There is no foreign “invasion.” A new report published by Italy’s statistical research body, Istat, on demographic indicators for 2017 belies the racist propaganda that has entered the mainstream ahead of the March 4 elections, thanks to the uncritical amplification by major television and other media.
There are 5,650,000 foreigners residing in Italy as of Jan. 1, accounting for 8.4 percent of the population. In 2017, the figure was 8.3 percent. The increase of 18,000 people represents a rate of 3.6 for every 1,000. Since 2016, there have been only modest levels of change in the number of foreign people, especially compared to the aughts.
The slowdown in the growth of the foreign population is due, the National Institute of Statistics explains, to the acquisition of Italian citizenship by 35,000 in 2006 and 202,000 in 2016. It’s a sign of a progressing, but still incomplete, integration that would coincide with a “mature phase of immigration,” Istat says. The data must also be weighed in light of the (unintentional) material offered to racist propaganda on the one hand and security on the other.

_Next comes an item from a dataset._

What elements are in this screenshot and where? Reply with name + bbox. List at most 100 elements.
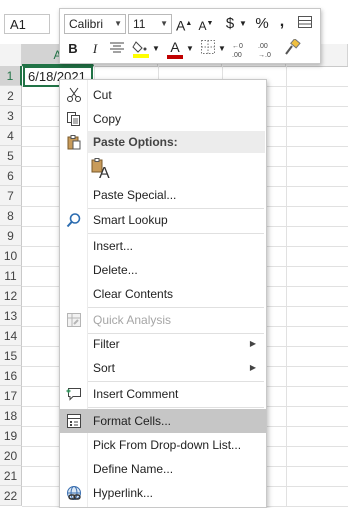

In the last five years new arrivals have increased by 337,000, largely due to the exacerbation of crises in Africa and the Middle East. In the meantime emigration has decreased. About 153,000 foreigners have emigrated — 4,000 fewer than in 2016. The shift, Istat hypothesizes, has increased in the last year, especially after the announcement of Brexit. Great Britain, together with Germany, is the country of emigration for young Italians. The nationalist anti-immigrant jolt which also led to Britain’s EU farewell produced a backlash: immigration decreased by 80,000 (down 12 percent). This has curbed the flight of Italians and may have increased the arrival of migrants.
Beyond the populist and racist examples, the dynamics linked to the mobility of humans are always complex and caused by precise geopolitical and economic events, as well as psychological and social factors.
This situation is grafted onto a society wounded by crisis and precariousness, screwed up in negative demographic dynamics that concern Italian citizenship. The population continues its descent: today it is equal to 55,430,000 residents. Down 113,000 from the previous year. The country appears today channelled into a spiral of natural decline that, in the light of low birth levels, not only appears difficult to reverse but opens the way to the concrete prospect of a further gap in births to deaths in the years to come. The birth rate decreased for the ninth consecutive year. In 2008 it was 577,000. This decrease is consistent across much of Italy, especially prescient in Lazio (-7 percent) and Marche (-5.3 percent).
The result is we are an increasingly aging country (45 years on average). Almost 23 percent of the population is 65 or older, 64.1 percent is 15 to 64 and only 13.4 percent is under 15. Compared to 10 years ago, the distances between the most representative age classes grew. Consequentially, intergenerational rates are also gradually changing. The index of dependence of the elderly, for example, is now at 56.1 percent, a 4 percent increase from 2008.
Istat also addresses a question of life and freedom for women: motherhood. The progressive shift forward of their “reproductive calendar” (a questionable biopolitical category applied to statistics and a productivistic idea of life) is apparently the cause of the decrease of 900,000 women residents in the 15-50 age class compared to 2008, and 200,000 less in the last year alone. Meanwhile, the average age of these women grew from 33.8 years in 2008 to 35.2 years in 2018. Historically, it is a recognized dynamic. Much like in other Western countries, women postpone the choice of having children in the second part of their potential reproductive life. The average age of childbirth has continuously increased in Italy since 1980 from 27.5 to 31.8 in 2017.
With March 4 in sight, the Istat report became the object of electoral speculation. Lega Nord said it showed Italy was setting “new immigrant records.” Minister of Health Beatrice Lorenzin — infamous for “Fertility Day” — called for “urgent policies on birth.” The Democratic Party made sure to keep to the center of centrist politics. And throughout the day there was a debate about “white decline.”